Here’s a quick thought: in a week when political wives shone, and political husbands were shunned, why is it that we love the modern female political spouse so much? Granted, they do the job allotted to them with supreme grace and humour, but that’s the point: it’s a job and yet not a job. Increasingly, these women have the patina of both celebrity and deep political involvement, and yet they are not public figures in any meaningful sense.
By definition, politicians must make decisions that genuinely affect lives; they must take countries to war, tax the rich or the poor: the unpleasant realities of power are such that we rarely love our elected figures, except in the first post election flush, and particularly not our female ones.

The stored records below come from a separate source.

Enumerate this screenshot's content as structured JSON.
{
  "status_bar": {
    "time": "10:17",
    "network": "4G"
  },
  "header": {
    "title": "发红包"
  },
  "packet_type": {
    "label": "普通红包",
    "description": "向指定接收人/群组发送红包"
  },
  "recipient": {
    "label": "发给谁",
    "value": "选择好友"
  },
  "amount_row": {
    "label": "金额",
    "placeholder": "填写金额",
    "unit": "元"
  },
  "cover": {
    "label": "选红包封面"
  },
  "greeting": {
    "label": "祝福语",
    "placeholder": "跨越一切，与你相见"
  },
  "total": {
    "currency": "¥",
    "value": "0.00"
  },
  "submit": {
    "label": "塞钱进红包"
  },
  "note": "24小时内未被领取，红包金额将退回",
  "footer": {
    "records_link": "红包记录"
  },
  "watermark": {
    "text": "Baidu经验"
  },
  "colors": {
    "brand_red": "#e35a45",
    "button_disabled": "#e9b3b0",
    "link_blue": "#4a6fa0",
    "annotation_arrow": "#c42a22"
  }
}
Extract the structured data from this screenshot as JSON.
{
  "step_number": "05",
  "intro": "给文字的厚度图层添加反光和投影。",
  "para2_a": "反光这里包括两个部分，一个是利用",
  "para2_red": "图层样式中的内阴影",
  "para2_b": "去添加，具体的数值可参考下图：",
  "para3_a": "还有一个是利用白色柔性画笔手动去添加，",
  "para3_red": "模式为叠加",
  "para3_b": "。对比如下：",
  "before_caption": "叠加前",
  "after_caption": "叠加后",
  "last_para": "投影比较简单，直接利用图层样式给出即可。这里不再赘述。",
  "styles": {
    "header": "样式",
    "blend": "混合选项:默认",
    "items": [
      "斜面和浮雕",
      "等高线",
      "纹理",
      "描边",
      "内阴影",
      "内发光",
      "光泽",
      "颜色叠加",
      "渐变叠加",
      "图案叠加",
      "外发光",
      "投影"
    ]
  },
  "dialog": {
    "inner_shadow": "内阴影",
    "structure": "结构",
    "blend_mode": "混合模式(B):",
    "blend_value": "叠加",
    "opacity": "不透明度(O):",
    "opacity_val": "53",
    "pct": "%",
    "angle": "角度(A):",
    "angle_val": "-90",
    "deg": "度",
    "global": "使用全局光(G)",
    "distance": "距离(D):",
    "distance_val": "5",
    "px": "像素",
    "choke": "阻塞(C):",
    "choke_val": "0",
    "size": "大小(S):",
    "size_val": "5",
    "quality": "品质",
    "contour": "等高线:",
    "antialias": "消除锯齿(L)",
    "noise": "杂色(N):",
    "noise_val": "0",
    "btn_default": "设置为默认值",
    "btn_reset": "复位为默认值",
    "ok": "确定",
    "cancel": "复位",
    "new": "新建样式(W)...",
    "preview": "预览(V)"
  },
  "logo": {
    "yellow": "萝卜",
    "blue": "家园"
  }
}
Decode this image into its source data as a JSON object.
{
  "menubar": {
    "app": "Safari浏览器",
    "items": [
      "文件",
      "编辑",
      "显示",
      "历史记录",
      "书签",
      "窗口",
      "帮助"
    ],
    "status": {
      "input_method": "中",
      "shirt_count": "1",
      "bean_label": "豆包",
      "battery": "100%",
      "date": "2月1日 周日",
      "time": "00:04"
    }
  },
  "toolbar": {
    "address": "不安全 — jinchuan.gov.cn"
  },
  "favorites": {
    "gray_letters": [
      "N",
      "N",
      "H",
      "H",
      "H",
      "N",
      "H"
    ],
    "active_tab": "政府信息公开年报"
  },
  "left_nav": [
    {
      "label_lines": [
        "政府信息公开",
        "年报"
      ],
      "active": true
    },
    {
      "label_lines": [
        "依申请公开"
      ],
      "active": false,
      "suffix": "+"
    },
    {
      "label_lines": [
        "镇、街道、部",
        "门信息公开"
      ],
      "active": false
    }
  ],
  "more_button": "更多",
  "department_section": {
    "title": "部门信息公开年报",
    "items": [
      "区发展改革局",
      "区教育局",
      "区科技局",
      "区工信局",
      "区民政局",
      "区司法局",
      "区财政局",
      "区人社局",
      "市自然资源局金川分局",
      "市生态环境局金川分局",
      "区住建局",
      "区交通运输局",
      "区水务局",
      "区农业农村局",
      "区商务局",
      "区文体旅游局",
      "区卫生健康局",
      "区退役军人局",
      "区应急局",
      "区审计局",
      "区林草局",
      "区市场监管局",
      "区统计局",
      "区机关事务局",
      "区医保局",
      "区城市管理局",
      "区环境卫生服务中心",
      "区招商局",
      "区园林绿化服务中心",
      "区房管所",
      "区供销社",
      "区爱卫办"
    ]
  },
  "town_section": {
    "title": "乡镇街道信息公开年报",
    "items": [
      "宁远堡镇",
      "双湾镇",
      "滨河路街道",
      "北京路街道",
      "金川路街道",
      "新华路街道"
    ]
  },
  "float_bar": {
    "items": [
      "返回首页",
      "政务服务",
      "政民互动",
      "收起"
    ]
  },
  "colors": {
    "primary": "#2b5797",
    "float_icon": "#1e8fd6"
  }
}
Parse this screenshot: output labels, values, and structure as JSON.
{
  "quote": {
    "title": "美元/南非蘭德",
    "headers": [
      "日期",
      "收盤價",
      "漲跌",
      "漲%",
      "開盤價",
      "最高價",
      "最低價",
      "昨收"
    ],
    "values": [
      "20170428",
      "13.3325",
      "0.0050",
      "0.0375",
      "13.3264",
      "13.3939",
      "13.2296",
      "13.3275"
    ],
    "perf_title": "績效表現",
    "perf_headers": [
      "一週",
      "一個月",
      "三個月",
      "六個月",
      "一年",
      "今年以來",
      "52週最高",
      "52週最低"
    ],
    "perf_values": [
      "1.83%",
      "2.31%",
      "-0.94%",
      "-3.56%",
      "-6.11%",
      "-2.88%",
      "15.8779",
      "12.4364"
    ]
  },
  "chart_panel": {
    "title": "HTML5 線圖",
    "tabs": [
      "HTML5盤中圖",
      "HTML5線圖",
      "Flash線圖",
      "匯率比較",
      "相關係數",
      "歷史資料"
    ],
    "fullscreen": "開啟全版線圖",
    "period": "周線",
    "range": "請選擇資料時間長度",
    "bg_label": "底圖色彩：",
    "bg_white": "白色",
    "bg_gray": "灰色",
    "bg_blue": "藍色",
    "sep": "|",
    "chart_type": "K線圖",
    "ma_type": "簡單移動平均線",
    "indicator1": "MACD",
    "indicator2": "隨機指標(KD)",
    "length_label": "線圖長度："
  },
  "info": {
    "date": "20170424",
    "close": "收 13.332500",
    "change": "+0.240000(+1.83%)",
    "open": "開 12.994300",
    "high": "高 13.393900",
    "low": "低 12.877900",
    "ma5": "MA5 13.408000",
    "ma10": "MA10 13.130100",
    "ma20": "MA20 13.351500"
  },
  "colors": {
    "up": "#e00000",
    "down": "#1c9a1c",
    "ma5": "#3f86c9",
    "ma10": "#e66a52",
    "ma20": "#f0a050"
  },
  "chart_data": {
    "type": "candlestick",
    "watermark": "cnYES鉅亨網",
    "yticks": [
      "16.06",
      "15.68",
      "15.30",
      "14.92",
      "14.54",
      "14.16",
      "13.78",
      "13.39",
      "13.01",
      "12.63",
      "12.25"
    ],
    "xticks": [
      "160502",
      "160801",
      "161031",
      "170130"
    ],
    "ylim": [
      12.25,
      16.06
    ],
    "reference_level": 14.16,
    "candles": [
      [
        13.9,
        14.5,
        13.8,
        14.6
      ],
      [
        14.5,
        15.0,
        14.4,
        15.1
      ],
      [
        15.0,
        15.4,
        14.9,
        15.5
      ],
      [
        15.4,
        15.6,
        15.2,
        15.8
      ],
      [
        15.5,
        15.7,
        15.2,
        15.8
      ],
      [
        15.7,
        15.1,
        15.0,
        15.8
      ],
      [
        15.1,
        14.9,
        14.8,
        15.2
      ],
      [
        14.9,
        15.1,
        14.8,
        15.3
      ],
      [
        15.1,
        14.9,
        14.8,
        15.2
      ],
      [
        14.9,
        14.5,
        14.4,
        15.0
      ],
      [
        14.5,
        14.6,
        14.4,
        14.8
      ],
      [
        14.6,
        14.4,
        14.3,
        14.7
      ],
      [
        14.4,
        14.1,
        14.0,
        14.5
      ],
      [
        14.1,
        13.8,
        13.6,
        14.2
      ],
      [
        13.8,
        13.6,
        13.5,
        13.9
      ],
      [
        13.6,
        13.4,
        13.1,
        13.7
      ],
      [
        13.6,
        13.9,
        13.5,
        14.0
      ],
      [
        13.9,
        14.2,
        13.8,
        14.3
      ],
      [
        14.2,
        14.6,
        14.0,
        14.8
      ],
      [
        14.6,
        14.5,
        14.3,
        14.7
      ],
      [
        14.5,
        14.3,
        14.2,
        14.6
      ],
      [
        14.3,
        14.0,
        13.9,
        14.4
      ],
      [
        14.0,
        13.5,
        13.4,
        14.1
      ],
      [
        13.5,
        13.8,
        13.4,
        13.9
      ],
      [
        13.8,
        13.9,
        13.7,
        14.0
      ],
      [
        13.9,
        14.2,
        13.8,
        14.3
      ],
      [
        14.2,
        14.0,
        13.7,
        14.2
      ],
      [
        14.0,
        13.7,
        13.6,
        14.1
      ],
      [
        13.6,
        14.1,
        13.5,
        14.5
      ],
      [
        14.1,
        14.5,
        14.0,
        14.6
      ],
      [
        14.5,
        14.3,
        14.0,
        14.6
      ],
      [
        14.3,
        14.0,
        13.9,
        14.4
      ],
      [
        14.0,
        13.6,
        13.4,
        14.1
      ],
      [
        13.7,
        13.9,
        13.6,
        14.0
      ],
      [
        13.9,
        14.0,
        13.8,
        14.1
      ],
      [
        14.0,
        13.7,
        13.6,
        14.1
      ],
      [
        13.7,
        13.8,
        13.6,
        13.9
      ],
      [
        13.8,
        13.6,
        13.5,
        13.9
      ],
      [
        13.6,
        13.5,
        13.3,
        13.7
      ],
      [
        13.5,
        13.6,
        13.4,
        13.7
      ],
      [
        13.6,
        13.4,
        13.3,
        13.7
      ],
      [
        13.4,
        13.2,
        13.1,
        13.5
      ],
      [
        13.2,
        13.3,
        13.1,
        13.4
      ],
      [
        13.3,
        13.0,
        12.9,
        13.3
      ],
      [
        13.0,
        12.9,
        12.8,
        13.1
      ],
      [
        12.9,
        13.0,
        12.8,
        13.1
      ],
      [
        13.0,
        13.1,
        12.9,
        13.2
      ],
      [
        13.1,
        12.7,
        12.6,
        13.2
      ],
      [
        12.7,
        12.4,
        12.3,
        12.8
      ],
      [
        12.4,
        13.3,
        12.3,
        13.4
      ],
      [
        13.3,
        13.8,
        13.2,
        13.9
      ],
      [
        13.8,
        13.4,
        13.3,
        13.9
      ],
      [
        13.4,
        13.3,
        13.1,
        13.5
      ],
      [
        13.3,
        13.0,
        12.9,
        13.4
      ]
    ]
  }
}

Interesting then that we didn’t hear much about the women in power this week. Hilary Clinton: who’s she, now she’s got a proper job? Angela Merkel was largely derided as a potential trouble maker. As for the Argentinian President: does anyone even remember her name? No, that may be because press coverage dwelled almost obsessively on that wonky seam at the back of Michelle’s Junya Watanabe cardigan instead.
Ironically, it was much easier to see through the illusion/contradiction of political wives when Carla Bruni visited London last year, largely because she played the Jackie O role to the point of parody: all that demure Dior couture and those tiny seductive smiles. In contrast, Michelle Obama and Sarah Brown are patently sincere and caring, as both private and public wives. Even so, the amount of positive coverage given to all those women up for Best Supporting Role, rather than active decision makers, still makes me uneasy. Not about them. But about what it means for women in general.
As for male political spouses, they will always court public pity and disdain, and not just because of occasional slip ups over home viewing. We are at heart such a conservative society, we will never truly appreciate a man who takes the back seat to a powerful woman just as we rarely applaud a woman who wants to rule a country, rather than a man or nation’s heart.